Do everywhere discontinuous bijections $b: \mathbb R \to \mathbb R$ such that $b(\mathbb Q) \cap \mathbb Q= \emptyset$ exist?

 A: Yes, example: $f(x)=x+\sqrt{2}$.
Edit: for the function to be discontinuous everywhere:
$$
 f(x) = 
  \begin{cases} 
   x+\pi & \text{if } x \in \mathbb{Q} \\
   x+\pi+1 & \text{if } x \in \mathbb{R} \backslash  \mathbb{Q}
  \end{cases}
$$
A: Yes. For example, define $f:\Bbb R\to\Bbb R$ by setting $f(x)=x+1+\surd2$ unless $x$ is rational, when $f(x)=x+\surd2$. It is easy to see that $f$ is everywhere discontinuous since, at any point $x\in\Bbb R$, there are points arbitrarily close to $x$ where the value of $f$ differs from $f(x)$ by more than $1$. Moreover $f$ is injective.

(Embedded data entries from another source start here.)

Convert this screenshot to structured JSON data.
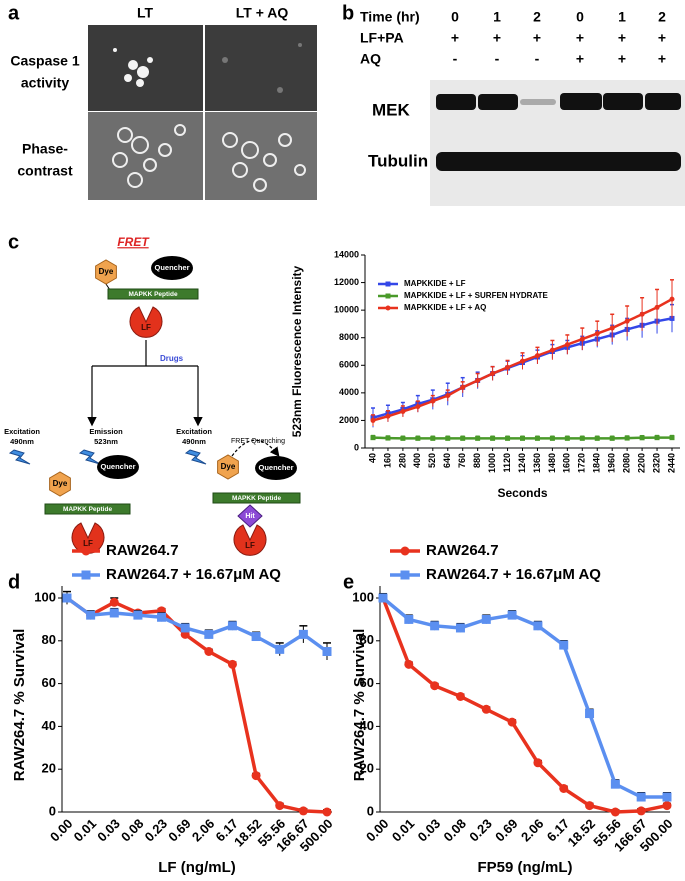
{
  "panel_a": {
    "label": "a",
    "columns": [
      "LT",
      "LT + AQ"
    ],
    "rows": [
      [
        "Caspase 1",
        "activity"
      ],
      [
        "Phase-",
        "contrast"
      ]
    ]
  },
  "panel_b": {
    "label": "b",
    "rows": [
      {
        "label": "Time (hr)",
        "lanes": [
          "0",
          "1",
          "2",
          "0",
          "1",
          "2"
        ]
      },
      {
        "label": "LF+PA",
        "lanes": [
          "+",
          "+",
          "+",
          "+",
          "+",
          "+"
        ]
      },
      {
        "label": "AQ",
        "lanes": [
          "-",
          "-",
          "-",
          "+",
          "+",
          "+"
        ]
      }
    ],
    "blots": [
      "MEK",
      "Tubulin"
    ]
  },
  "panel_c": {
    "label": "c",
    "title": "FRET",
    "top": {
      "dye": "Dye",
      "quencher": "Quencher",
      "peptide": "MAPKK Peptide",
      "enzyme": "LF"
    },
    "drugs": "Drugs",
    "left": {
      "excitation": [
        "Excitation",
        "490nm"
      ],
      "emission": [
        "Emission",
        "523nm"
      ],
      "dye": "Dye",
      "quencher": "Quencher",
      "peptide": "MAPKK Peptide",
      "enzyme": "LF"
    },
    "right": {
      "excitation": [
        "Excitation",
        "490nm"
      ],
      "quenching": "FRET Quenching",
      "dye": "Dye",
      "quencher": "Quencher",
      "peptide": "MAPKK Peptide",
      "hit": "Hit",
      "enzyme": "LF"
    }
  },
  "chart_data": [
    {
      "type": "line",
      "ylabel": "523nm Fluorescence Intensity",
      "xlabel": "Seconds",
      "x": [
        40,
        160,
        280,
        400,
        520,
        640,
        760,
        880,
        1000,
        1120,
        1240,
        1360,
        1480,
        1600,
        1720,
        1840,
        1960,
        2080,
        2200,
        2320,
        2440
      ],
      "xlim": [
        40,
        2440
      ],
      "xticks": [
        40,
        160,
        280,
        400,
        520,
        640,
        760,
        880,
        1000,
        1120,
        1240,
        1360,
        1480,
        1600,
        1720,
        1840,
        1960,
        2080,
        2200,
        2320,
        2440
      ],
      "ylim": [
        0,
        14000
      ],
      "yticks": [
        0,
        2000,
        4000,
        6000,
        8000,
        10000,
        12000,
        14000
      ],
      "legend": "upper left",
      "series": [
        {
          "name": "MAPKKIDE + LF",
          "color": "#3347e8",
          "marker": "square",
          "values": [
            2200,
            2500,
            2800,
            3200,
            3500,
            3900,
            4400,
            4900,
            5400,
            5800,
            6200,
            6600,
            7000,
            7300,
            7600,
            7900,
            8200,
            8600,
            8900,
            9200,
            9400
          ],
          "errors": [
            700,
            600,
            500,
            600,
            700,
            800,
            700,
            600,
            500,
            500,
            500,
            500,
            500,
            500,
            500,
            600,
            700,
            800,
            900,
            900,
            1000
          ]
        },
        {
          "name": "MAPKKIDE + LF + SURFEN HYDRATE",
          "color": "#4a9a2a",
          "marker": "square",
          "values": [
            750,
            720,
            700,
            700,
            700,
            700,
            700,
            700,
            700,
            700,
            700,
            700,
            700,
            700,
            700,
            700,
            700,
            720,
            740,
            750,
            750
          ],
          "errors": [
            150,
            150,
            150,
            150,
            150,
            150,
            150,
            150,
            150,
            150,
            150,
            150,
            150,
            150,
            150,
            150,
            150,
            150,
            150,
            150,
            150
          ]
        },
        {
          "name": "MAPKKIDE + LF + AQ",
          "color": "#e8321e",
          "marker": "circle",
          "values": [
            2000,
            2300,
            2650,
            3000,
            3400,
            3800,
            4400,
            4900,
            5400,
            5850,
            6300,
            6700,
            7100,
            7500,
            7900,
            8300,
            8700,
            9200,
            9700,
            10200,
            10800
          ],
          "errors": [
            400,
            400,
            400,
            400,
            400,
            400,
            400,
            500,
            500,
            500,
            600,
            600,
            700,
            700,
            800,
            900,
            1000,
            1100,
            1200,
            1300,
            1400
          ]
        }
      ]
    },
    {
      "type": "line",
      "label": "d",
      "ylabel": "RAW264.7 % Survival",
      "xlabel": "LF (ng/mL)",
      "categories": [
        "0.00",
        "0.01",
        "0.03",
        "0.08",
        "0.23",
        "0.69",
        "2.06",
        "6.17",
        "18.52",
        "55.56",
        "166.67",
        "500.00"
      ],
      "ylim": [
        0,
        100
      ],
      "yticks": [
        0,
        20,
        40,
        60,
        80,
        100
      ],
      "legend": "top",
      "series": [
        {
          "name": "RAW264.7",
          "color": "#e8321e",
          "marker": "circle",
          "values": [
            100,
            92,
            98,
            93,
            94,
            83,
            75,
            69,
            17,
            3,
            0.5,
            0
          ],
          "errors": [
            1,
            1,
            2,
            1,
            1,
            1,
            1,
            1,
            1,
            1,
            1,
            1
          ]
        },
        {
          "name": "RAW264.7 + 16.67μM AQ",
          "color": "#5b8ff0",
          "marker": "square",
          "values": [
            100,
            92,
            93,
            92,
            91,
            86,
            83,
            87,
            82,
            76,
            83,
            75
          ],
          "errors": [
            3,
            2,
            2,
            2,
            2,
            2,
            2,
            2,
            2,
            3,
            4,
            4
          ]
        }
      ]
    },
    {
      "type": "line",
      "label": "e",
      "ylabel": "RAW264.7 % Survival",
      "xlabel": "FP59 (ng/mL)",
      "categories": [
        "0.00",
        "0.01",
        "0.03",
        "0.08",
        "0.23",
        "0.69",
        "2.06",
        "6.17",
        "18.52",
        "55.56",
        "166.67",
        "500.00"
      ],
      "ylim": [
        0,
        100
      ],
      "yticks": [
        0,
        20,
        40,
        60,
        80,
        100
      ],
      "legend": "top",
      "series": [
        {
          "name": "RAW264.7",
          "color": "#e8321e",
          "marker": "circle",
          "values": [
            100,
            69,
            59,
            54,
            48,
            42,
            23,
            11,
            3,
            0,
            0.5,
            3
          ],
          "errors": [
            1,
            1,
            1,
            1,
            1,
            1,
            1,
            1,
            1,
            1,
            1,
            1
          ]
        },
        {
          "name": "RAW264.7 + 16.67μM AQ",
          "color": "#5b8ff0",
          "marker": "square",
          "values": [
            100,
            90,
            87,
            86,
            90,
            92,
            87,
            78,
            46,
            13,
            7,
            7
          ],
          "errors": [
            2,
            2,
            2,
            2,
            2,
            2,
            2,
            2,
            2,
            2,
            2,
            2
          ]
        }
      ]
    }
  ]
}
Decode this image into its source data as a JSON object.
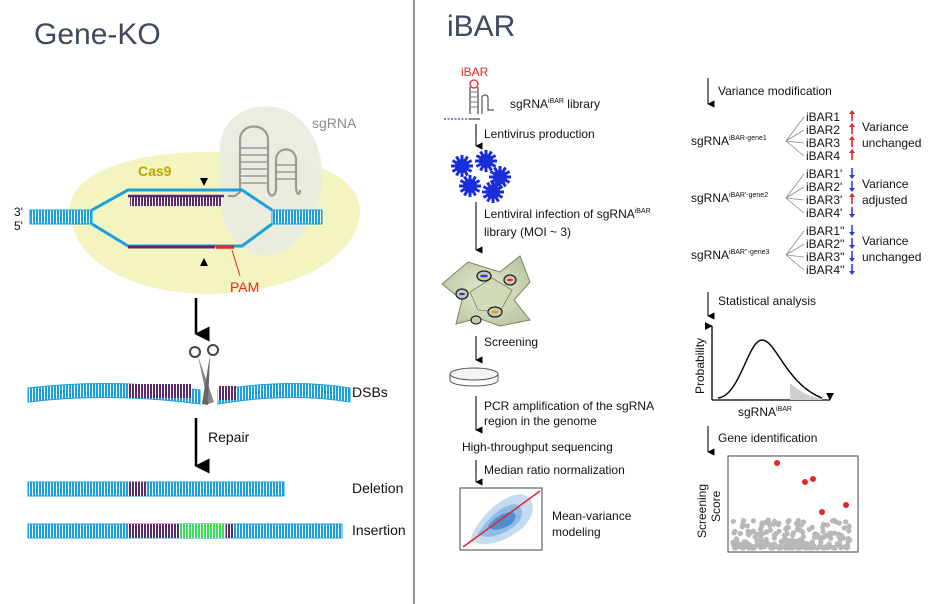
{
  "left": {
    "title": "Gene-KO",
    "labels": {
      "sgrna": "sgRNA",
      "cas9": "Cas9",
      "end3": "3'",
      "end5": "5'",
      "pam": "PAM",
      "dsbs": "DSBs",
      "repair": "Repair",
      "deletion": "Deletion",
      "insertion": "Insertion"
    }
  },
  "right": {
    "title": "iBAR",
    "workflow": {
      "ibar_tag": "iBAR",
      "library_pre": "sgRNA",
      "library_sup": "iBAR",
      "library_post": " library",
      "lentivirus": "Lentivirus production",
      "infection_pre": "Lentiviral infection of sgRNA",
      "infection_sup": "iBAR",
      "infection_line2": "library (MOI ~ 3)",
      "screening": "Screening",
      "pcr_line1": "PCR amplification of the sgRNA",
      "pcr_line2": "region in the genome",
      "sequencing": "High-throughput sequencing",
      "normalization": "Median ratio normalization",
      "mv_line1": "Mean-variance",
      "mv_line2": "modeling"
    },
    "analysis": {
      "variance_mod": "Variance modification",
      "groups": [
        {
          "sg": "sgRNA",
          "sup": "iBAR-gene1",
          "bars": [
            "iBAR1",
            "iBAR2",
            "iBAR3",
            "iBAR4"
          ],
          "dirs": [
            "up",
            "up",
            "up",
            "up"
          ],
          "note1": "Variance",
          "note2": "unchanged"
        },
        {
          "sg": "sgRNA",
          "sup": "iBAR'-gene2",
          "bars": [
            "iBAR1'",
            "iBAR2'",
            "iBAR3'",
            "iBAR4'"
          ],
          "dirs": [
            "down",
            "down",
            "up",
            "down"
          ],
          "note1": "Variance",
          "note2": "adjusted"
        },
        {
          "sg": "sgRNA",
          "sup": "iBAR''-gene3",
          "bars": [
            "iBAR1''",
            "iBAR2''",
            "iBAR3''",
            "iBAR4''"
          ],
          "dirs": [
            "down",
            "down",
            "down",
            "down"
          ],
          "note1": "Variance",
          "note2": "unchanged"
        }
      ],
      "stat": "Statistical analysis",
      "prob_axis": "Probability",
      "sg_axis_pre": "sgRNA",
      "sg_axis_sup": "iBAR",
      "gene_id": "Gene identification",
      "score_axis1": "Screening",
      "score_axis2": "Score"
    },
    "colors": {
      "up": "#e3262b",
      "down": "#2a3fd6"
    }
  }
}
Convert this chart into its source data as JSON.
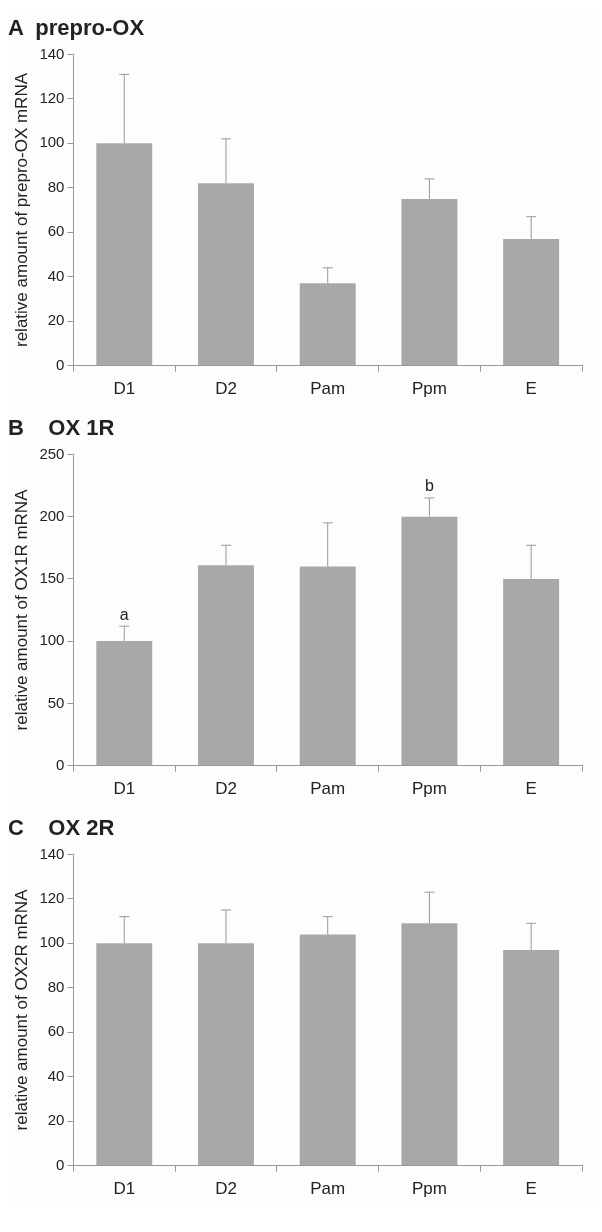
{
  "chart_data": [
    {
      "type": "bar",
      "title": "A  prepro-OX",
      "ylabel": "relative amount of prepro-OX mRNA",
      "categories": [
        "D1",
        "D2",
        "Pam",
        "Ppm",
        "E"
      ],
      "values": [
        100,
        82,
        37,
        75,
        57
      ],
      "errors": [
        [
          100,
          131
        ],
        [
          82,
          102
        ],
        [
          37,
          44
        ],
        [
          75,
          84
        ],
        [
          57,
          67
        ]
      ],
      "color": "#a7a8aa",
      "ylim": [
        0,
        140
      ],
      "yticks": [
        0,
        20,
        40,
        60,
        80,
        100,
        120,
        140
      ],
      "grid": false,
      "legend": false
    },
    {
      "type": "bar",
      "title": "B    OX 1R",
      "ylabel": "relative amount of OX1R mRNA",
      "categories": [
        "D1",
        "D2",
        "Pam",
        "Ppm",
        "E"
      ],
      "values": [
        100,
        161,
        160,
        200,
        150
      ],
      "errors": [
        [
          100,
          112
        ],
        [
          161,
          177
        ],
        [
          160,
          195
        ],
        [
          200,
          215
        ],
        [
          150,
          177
        ]
      ],
      "color": "#a7a8aa",
      "ylim": [
        0,
        250
      ],
      "yticks": [
        0,
        50,
        100,
        150,
        200,
        250
      ],
      "grid": false,
      "legend": false,
      "annotations": [
        {
          "text": "a",
          "x": "D1",
          "y": 112
        },
        {
          "text": "b",
          "x": "Ppm",
          "y": 215
        }
      ]
    },
    {
      "type": "bar",
      "title": "C    OX 2R",
      "ylabel": "relative amount of OX2R mRNA",
      "categories": [
        "D1",
        "D2",
        "Pam",
        "Ppm",
        "E"
      ],
      "values": [
        100,
        100,
        104,
        109,
        97
      ],
      "errors": [
        [
          100,
          112
        ],
        [
          100,
          115
        ],
        [
          104,
          112
        ],
        [
          109,
          123
        ],
        [
          97,
          109
        ]
      ],
      "color": "#a7a8aa",
      "ylim": [
        0,
        140
      ],
      "yticks": [
        0,
        20,
        40,
        60,
        80,
        100,
        120,
        140
      ],
      "grid": false,
      "legend": false
    }
  ]
}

To see this, let $x_1,x_2\in\Bbb R$ such that $f(x_1)=f(x_2)=y$. If $y$ is of the form $q+\surd2$, where $q\in\Bbb Q$,  then $x_1=y-\surd2=x_2$, and similarly $x_1=y-1-\surd2=x_2$ if $y$ is not of that form. To see that $f$ is surjective, take any $y\in\Bbb R$ and note that $y=f(y-\surd2)$ if $y$ is of the form $q+\surd2$ with rational $q$, while $y=f(y-1-\surd2)$ otherwise. Thus, since $f$ is both injective and surjective, it is a bijection.